There’s something  about retro and nostalgia that comforts me. Even if it’s from before my time, I’m still drawn to it.

I had an idea for a motel that I think would work. Each room would be completely furnished from whatever was popular and trendy from a particular year or decade. So, there might be a room dedicated to 1965 or to the 50’s. And there wouldn’t be any technology that came after in these rooms.

Maybe that’s a dumb idea, but I’d pay to see that.

Sometimes, I think I’d like to go back and sit and talk with people in my life who have passed on. People like my grandmother and two uncles on my Dad’s side. Both my grandfathers. My childhood friend. People that I at times took for granted and now wish I could spend time with.

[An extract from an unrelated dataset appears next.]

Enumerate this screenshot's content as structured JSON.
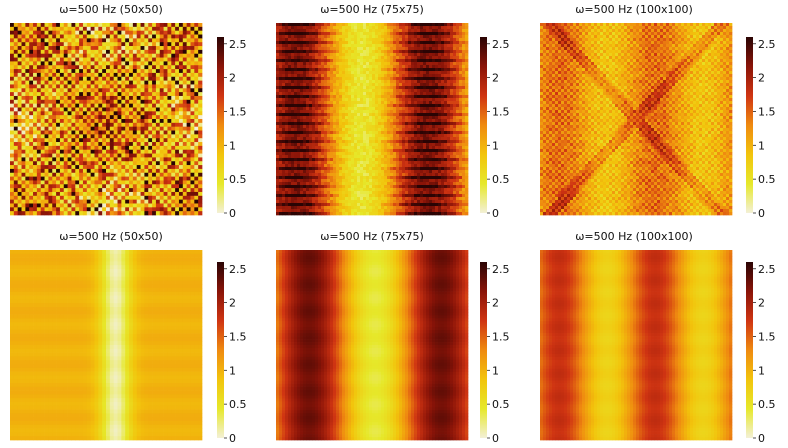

This may be me repeating myself yet again, but don’t take those people in your life for granted. Don’t ever assume they know how you feel about them. Nothing brings more regret than unspoken words. People are in your life for a limited time and once they’re gone, you can never retrieve the time or the chances you had with them.

I know that scientifically time machines aren’t possible. But I still like the idea of them. I like reading stories and seeing movies about people who can travel through time. It just appeals to me.

I may not be able to go back in time or into the future, but I can be fully present where I am and not miss the moments God gives me. That’s the best I can do to honor those who are gone from my life.